Se qualche editore fosse interessato alla traduzione italiana può contattarmi tramite il
form
del mio sito.
Il libro è praticamente un racconto orale del protagonista, il quale racconta tutta la sua
vita di guerriero Skidi Pawnee, La-Gente-del-Lupo. «Perché», vi domanderete, «questo romanzo
è così importante per te?». Lo è perché racconta un modo di vivere diverso dal nostro e
appartiene ad un periodo storico durante il quale è stato attuato un altro Great Reset, proprio
come stanno tentando di fare adesso. Quello che vorrei evidenziare è che esistono, sono
esistiti storicamente dei modi diversi di vivere e rapportarsi alla natura, che però adesso
viene chiamata con un altro nome e la gente lo accetta passivamente, come se le parole non
si riferissero a dei concetti precisi, ma potessero nel tempo mutare parole e concetti.
Adesso la natura è diventata "ambiente", come se i due concetti fossero sinonimi,
cosa che non è e salta agli occhi ai veri amanti della natura, ma che sta bene alle persone
superficiali, che non riescono a comprendere che, cambiando le parole si cambia totalmente
il nostro modo di pensare: ossia, se la parola fosse diversa, il mio atteggiamento verso
l'oggetto, o il concetto, che la parola indica sarebbe diverso. Chiudo questa divagazione
ricordando che questo della filologia che ci toglie il tappeto culturale da sotto i piedi,
mettendocene un altro al posto del primo, è uno degli insegnamenti dovuti alle ricerche di
Cesco Ciapanna, soprattutto nei libri e vocabolari antichi: confrontandoli si vede che con
l'opera dei filologi si cambia il pensiero delle persone. La metafora del tappeto sfilato da
sotto e sostituito senza che ce ne accorgiamo è una realtà!
L'altro insegnamento molto importante è che chi produce la cultura ad hoc
per tutti noi (Ciapanna individuava, a ragione, nell'UNESCO, l'organo produttore di una cultura
mondiale per tutti) vuole tenerci nascosta e lo fa con cultura, "scienza" e
religione istituzionalizzata (=legare con i libri) la nostra magia innata e naturale, oltre alla nostra
importanza e centralità nel creato! Tu sei unico!
Questi popoli che analizzo qui ora, nei nativi americani, vivevano nella magia, la quale
creava abbondanza e serenità nelle loro vite, come in quella di tutte le altre piccole
comunità tribali che vivevano in armonia con la natura sparse per il mondo. Abbondanza
e serenità non vanno bene a chi vuole schiavizzare a proprio beneficio tutti gli altri.
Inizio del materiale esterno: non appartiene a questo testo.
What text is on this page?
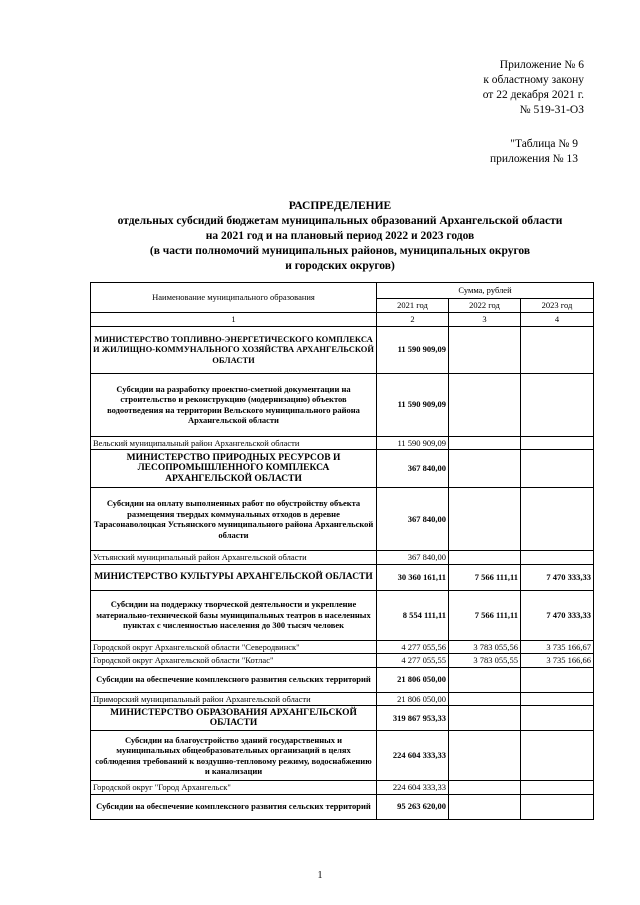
Приложение № 6
к областному закону
от 22 декабря 2021 г.
№ 519-31-ОЗ
"Таблица № 9
приложения № 13
РАСПРЕДЕЛЕНИЕ
отдельных субсидий бюджетам муниципальных образований Архангельской области
на 2021 год и на плановый период 2022 и 2023 годов
(в части полномочий муниципальных районов, муниципальных округов
и городских округов)
Наименование муниципального образования	Сумма, рублей		
	2021 год	2022 год	2023 год
1	2	3	4
МИНИСТЕРСТВО ТОПЛИВНО-ЭНЕРГЕТИЧЕСКОГО КОМПЛЕКСА И ЖИЛИЩНО-КОММУНАЛЬНОГО ХОЗЯЙСТВА АРХАНГЕЛЬСКОЙ ОБЛАСТИ	11 590 909,09		
Субсидии на разработку проектно-сметной документации на строительство и реконструкцию (модернизацию) объектов водоотведения на территории Вельского муниципального района Архангельской области	11 590 909,09		
Вельский муниципальный район Архангельской области	11 590 909,09		
МИНИСТЕРСТВО ПРИРОДНЫХ РЕСУРСОВ И ЛЕСОПРОМЫШЛЕННОГО КОМПЛЕКСА АРХАНГЕЛЬСКОЙ ОБЛАСТИ	367 840,00		
Субсидии на оплату выполненных работ по обустройству объекта размещения твердых коммунальных отходов в деревне Тарасонаволоцкая Устьянского муниципального района Архангельской области	367 840,00		
Устьянский муниципальный район Архангельской области	367 840,00		
МИНИСТЕРСТВО КУЛЬТУРЫ АРХАНГЕЛЬСКОЙ ОБЛАСТИ	30 360 161,11	7 566 111,11	7 470 333,33
Субсидии на поддержку творческой деятельности и укрепление материально-технической базы муниципальных театров в населенных пунктах с численностью населения до 300 тысяч человек	8 554 111,11	7 566 111,11	7 470 333,33
Городской округ Архангельской области "Северодвинск"	4 277 055,56	3 783 055,56	3 735 166,67
Городской округ Архангельской области "Котлас"	4 277 055,55	3 783 055,55	3 735 166,66
Субсидии на обеспечение комплексного развития сельских территорий	21 806 050,00		
Приморский муниципальный район Архангельской области	21 806 050,00		
МИНИСТЕРСТВО ОБРАЗОВАНИЯ АРХАНГЕЛЬСКОЙ ОБЛАСТИ	319 867 953,33		
Субсидии на благоустройство зданий государственных и муниципальных общеобразовательных организаций в целях соблюдения требований к воздушно-тепловому режиму, водоснабжению и канализации	224 604 333,33		
Городской округ "Город Архангельск"	224 604 333,33		
Субсидии на обеспечение комплексного развития сельских территорий	95 263 620,00		
1
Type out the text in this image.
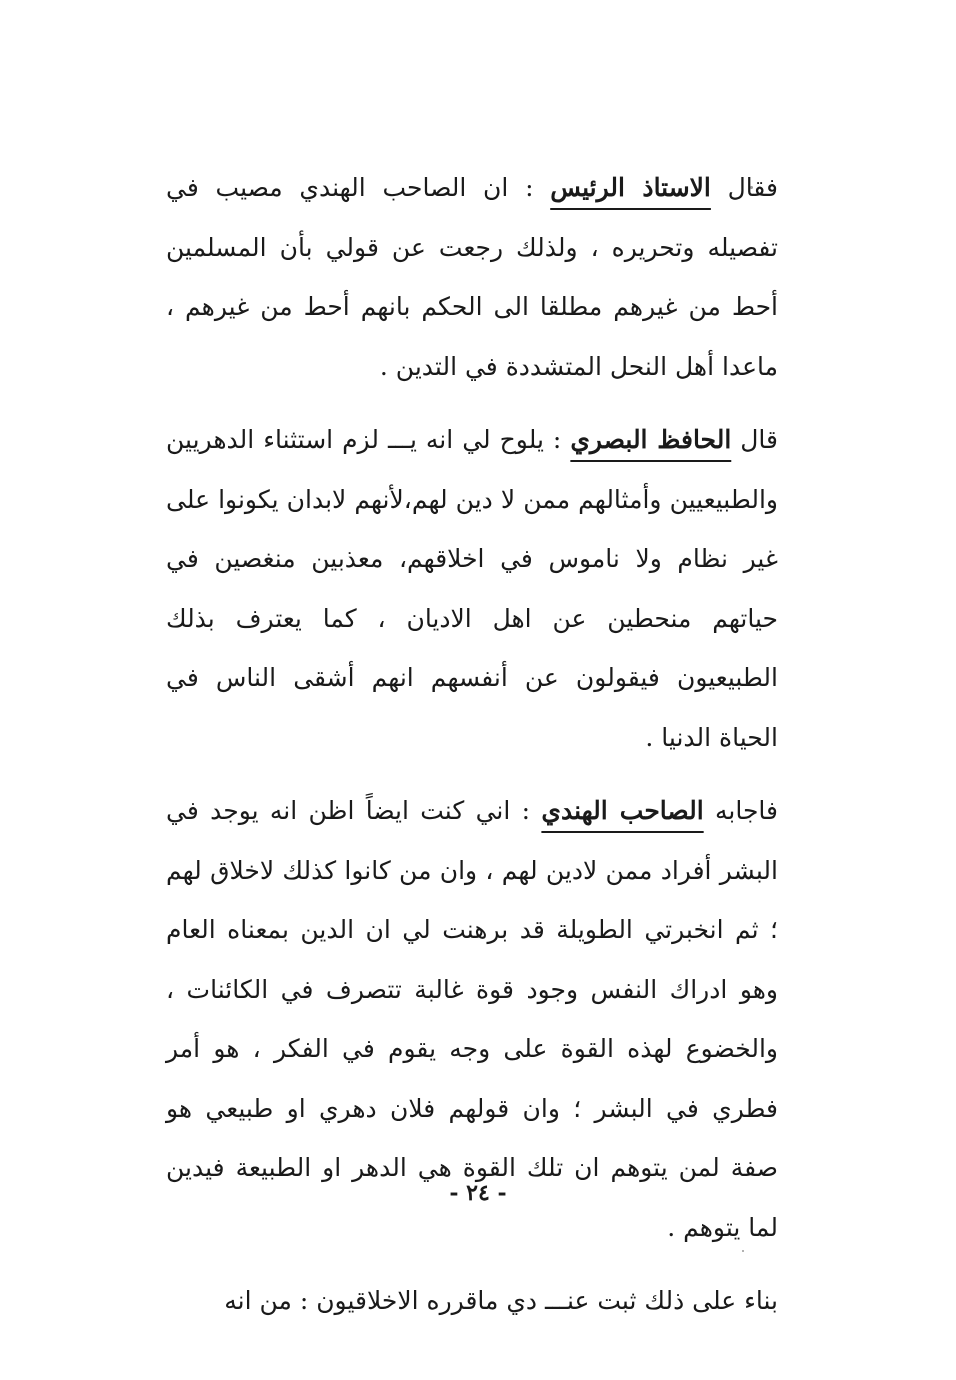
فقال الاستاذ الرئيس : ان الصاحب الهندي مصيب في تفصيله وتحريره ، ولذلك رجعت عن قولي بأن المسلمين أحط من غيرهم مطلقا الى الحكم بانهم أحط من غيرهم ، ماعدا أهل النحل المتشددة في التدين .

قال الحافظ البصري : يلوح لي انه يـــ لزم استثناء الدهريين والطبيعيين وأمثالهم ممن لا دين لهم،لأنهم لابدان يكونوا على غير نظام ولا ناموس في اخلاقهم، معذبين منغصين في حياتهم منحطين عن اهل الاديان ، كما يعترف بذلك الطبيعيون فيقولون عن أنفسهم انهم أشقى الناس في الحياة الدنيا .

فاجابه الصاحب الهندي : اني كنت ايضاً اظن انه يوجد في البشر أفراد ممن لادين لهم ، وان من كانوا كذلك لاخلاق لهم ؛ ثم انخبرتي الطويلة قد برهنت لي ان الدين بمعناه العام وهو ادراك النفس وجود قوة غالبة تتصرف في الكائنات ، والخضوع لهذه القوة على وجه يقوم في الفكر ، هو أمر فطري في البشر ؛ وان قولهم فلان دهري او طبيعي هو صفة لمن يتوهم ان تلك القوة هي الدهر او الطبيعة فيدين لما يتوهم .

بناء على ذلك ثبت عنـــ دي ماقرره الاخلاقيون : من انه

- ٢٤ -
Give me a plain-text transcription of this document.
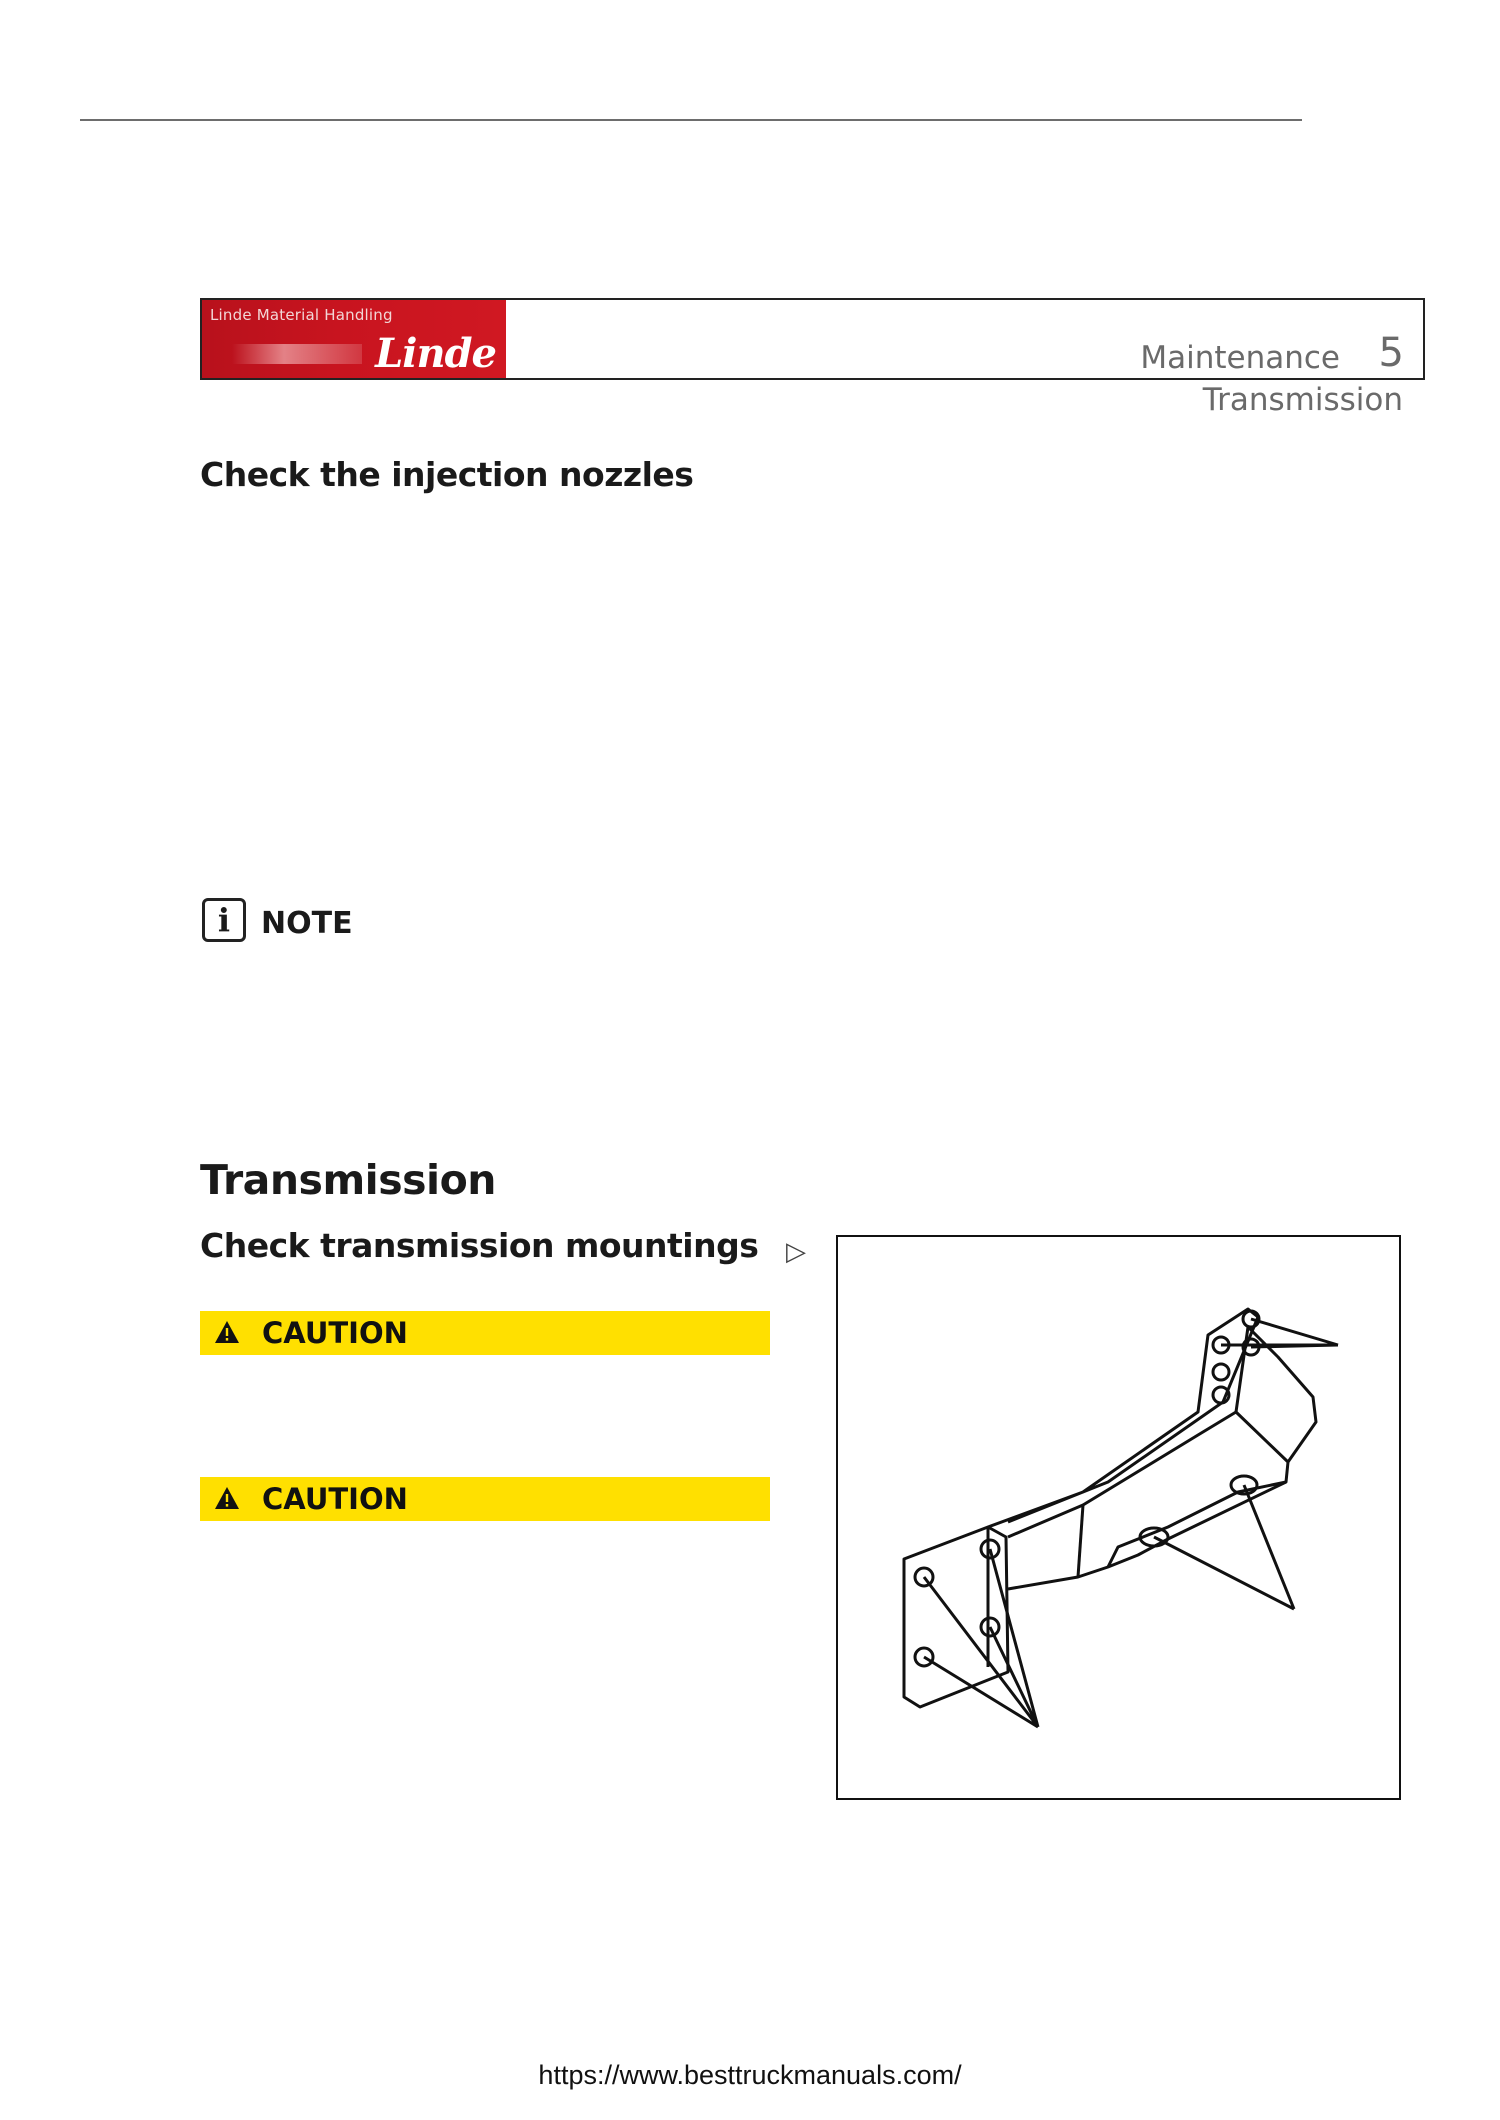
Linde Material Handling
Linde	Maintenance 5
Transmission
Check the injection nozzles
i	NOTE
Transmission
Check transmission mountings ▷
CAUTION
CAUTION
https://www.besttruckmanuals.com/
Ad essi serve che la gente soffra la penuria, sia impaurita e preoccupata dalle distrazioni
che, di volta in volta scelgono per noi, dalle epidemie, al buco nell'ozono e surriscaldamento,
all'inquinamento, ma soprattutto vogliono imporci il pensiero unico.
È tempo che tutti si rendano conto che «money is the root of all evil» e che lo scopo
della nostra cultura, concetto che comprende le grandi religioni organizzate, è proprio
quello di nasconderci chi siamo e come potremmo essere se non ci fossero costoro che
operano per il male e con il male!
Questo il secondo grande insegnamento di Cesco Ciapanna, ma quando ho provato a
comunicarlo a qualcuno, ho sbattuto contro un muro di gomma, anche con gente che si
professava di mente aperta, solo perché credeva di aver capito la forma del mondo
in cui viviamo, «la grande isola su cui viviamo», come ripete spesso il protagonista
del romanzo: non serve a nulla capire la forma del mondo se non lo si collega a tutto
il resto del grande inganno di cui l'umanità è vittima, suo malgrado.
Nel romanzo, anche se il modo di vivere è ancora quello tradizionale e i nativi non sono
esenti da credenze escatologiche sulla creazione del mondo e sulle divinità (forse le religioni
poggiano sull'innato bisogno dell'uomo di conoscere il proprio Creatore e le forze buone
e malvagie che coesistono «nel mondo qui in basso» e «nell'in-alto»), i problemi di convivenza
«sulla grande isola» sono già iniziati a causa delle pressioni avviate dagli europei,
gli spagnoli a Sud e inglesi e francesi ad Est, che costringono le popolazioni costiere
a spostarsi verso l'interno, andando a dare fastidio ad altre realtà tribali. Da qui il
guerreggiare fratricida dei nativi fra loro, che fino a prima dell'arrivo degli europei,
consistevano in semplici scaramucce certamente non tragiche come siamo stati capaci di fare noi,
che appellavamo questi popoli "primitivi", con le sole due guerre mondiali!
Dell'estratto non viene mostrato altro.